Ten proofs of the bravery of the Knights Templar

  • There were just nine knights when the order was founded in the year 1118. This small band of brothers intended to guard all the routes into Jerusalem to safeguard pilgrims. There had been a spate of murders and attacks on Christians coming to the Holy Land from all over Europe. The Templars, despite their small number, promised to put a stop to that. Now, that took some bravery
  • The Templars were the first into battle and the last out. Their black and white standard was jealously guarded and it was a punishable offence to let it drop. Only when the standard left the field of battle could the knights retreat, no matter what odds they were facing.
  • The Templar daily routine was a punishing and, frankly, repetitive one of prayer and military drills. Unlike the secular knights, the activities of these knights was governed by the Rule with its harsh restrictions. No gambling, drinking, whoring or feasting for them! This was a Spartan life that toughened up a Templar knight for the gruelling requirements of medieval warfare.
  • At the Battle of Ascalon, the fourth Templar Grand Master – Bernard de Tremelay – was killed after rushing with his knights through a breach in the walls. They were hacked to pieces by the Egyptian soldiers defending the city.

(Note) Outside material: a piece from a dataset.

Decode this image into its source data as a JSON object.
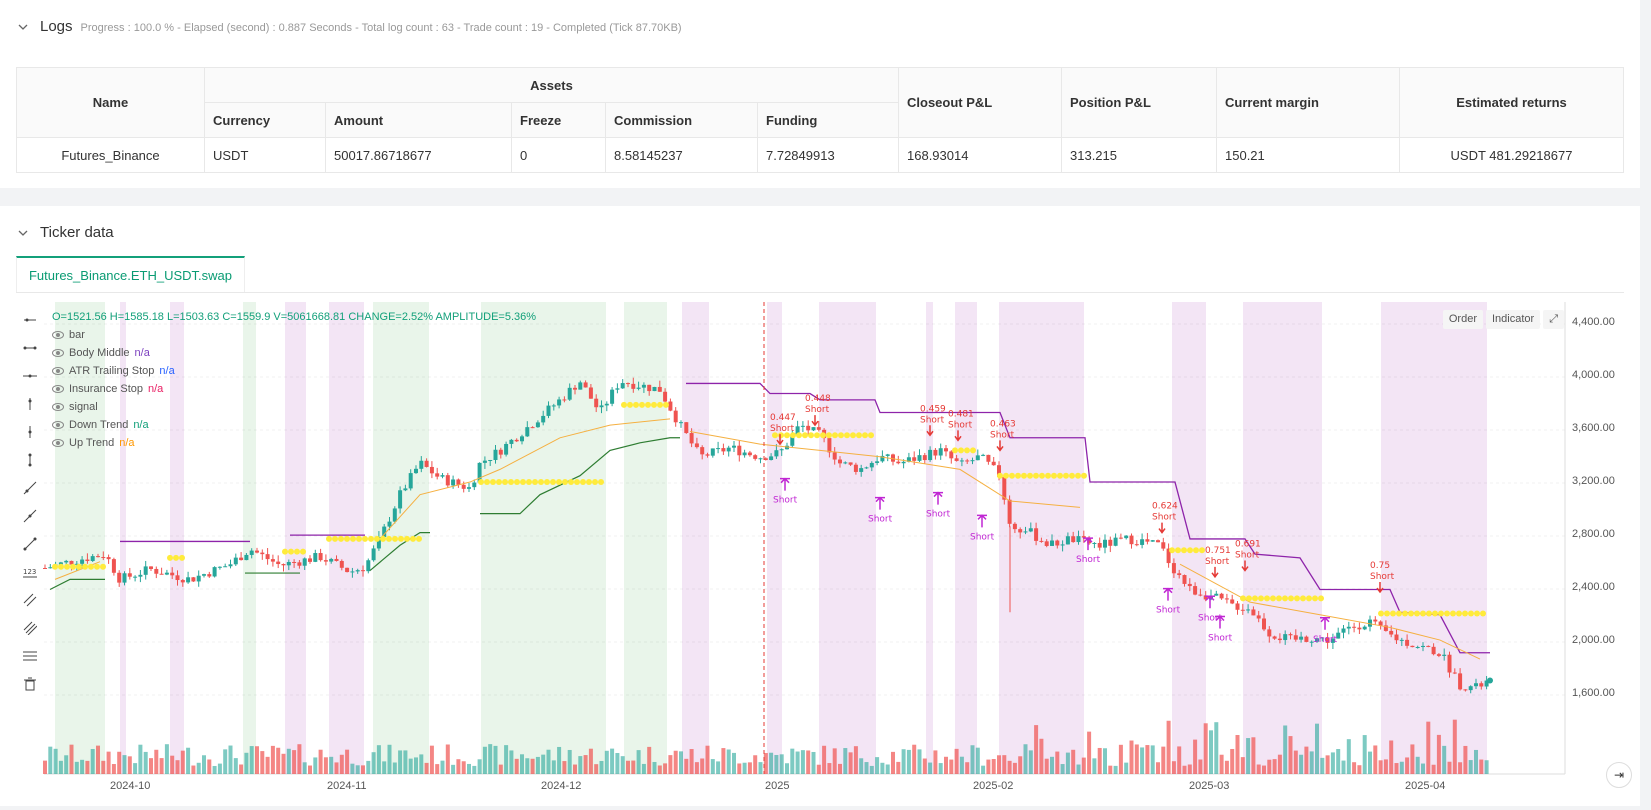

Their bodies were hung from the battlements and their heads sent back to the sultan. One chronicler, William of Tyre, sneered that the Templars had been trying to get in to the city first to line their pockets with booty. But their bravery resulted in the fall of the city whatever the motive for their action.
  • At the Battle of Montgisard, the Templars were massively outnumbered by the Saracens and yet through sheer determination won a great victory alongside King Baldwin of Jerusalem. The numbers given for each side sound completely mad. There were an estimated 500 Templars, maybe an equal number of Hospitallers and about 4,000 infantry on the crusader side. Against them were a staggering 26,000 Saracens led by Saladin. After his defeat, he limped back to Cairo.
  • When captured in battle, the knights would refuse to convert to Islam in return for saving their own lives. Saladin, the Saracen leader, didn’t even bother trying to win them over to his faith and instead had them killed.
  • In Spain and Portugal, the Templars were in the front line of the long wars of “Reconquest’ against the Iberian caliphate that ruled the southern part of the peninsula. They were given castles and land in return for holding the line between Muslim and Catholic Spain and Portugal. This was bravery of the highest order!
  • Templar loyalty was beyond question. They advised, fought alongside and bankrolled the kings of England, France, Portugal, Aragon and…of course…Jerusalem. Which is what made the decision by King Philip of France to turn on the Templars all the more shocking. The last Templar Grand Master, Jacques de Molay, had even carried the coffin of a relative of the French king days before he was arrested on trumped up charges.
  • When everybody else had just about given up on the Crusades, the Templars battled on trying to retain Acre before being forced out of the Holy Land altogether. Even at the end of their existence, they were trying to win support for one more crusade.
  • Despite terrible torture, when the Templars were put on trial, their leaders eventually retracted their forced confessions and were burnt at the stake. Jacques de Molay, allegedly cursed both Pope Clement V and King Philip of France as he died in agony.

So – pretty brave!

What’s your view of the Knights Templar? Maybe you think their bravery has been over-hyped or, as some of the medieval chroniclers inferred, they were just interested in defending their own narrow interests.

Or, the Templars were a unique proposition. Monks and warriors who selflessly threw themselves into the vanguard of the crusader mission. The poster boys of medieval Christendom who ensured that the crusades remained popular at home in Europe.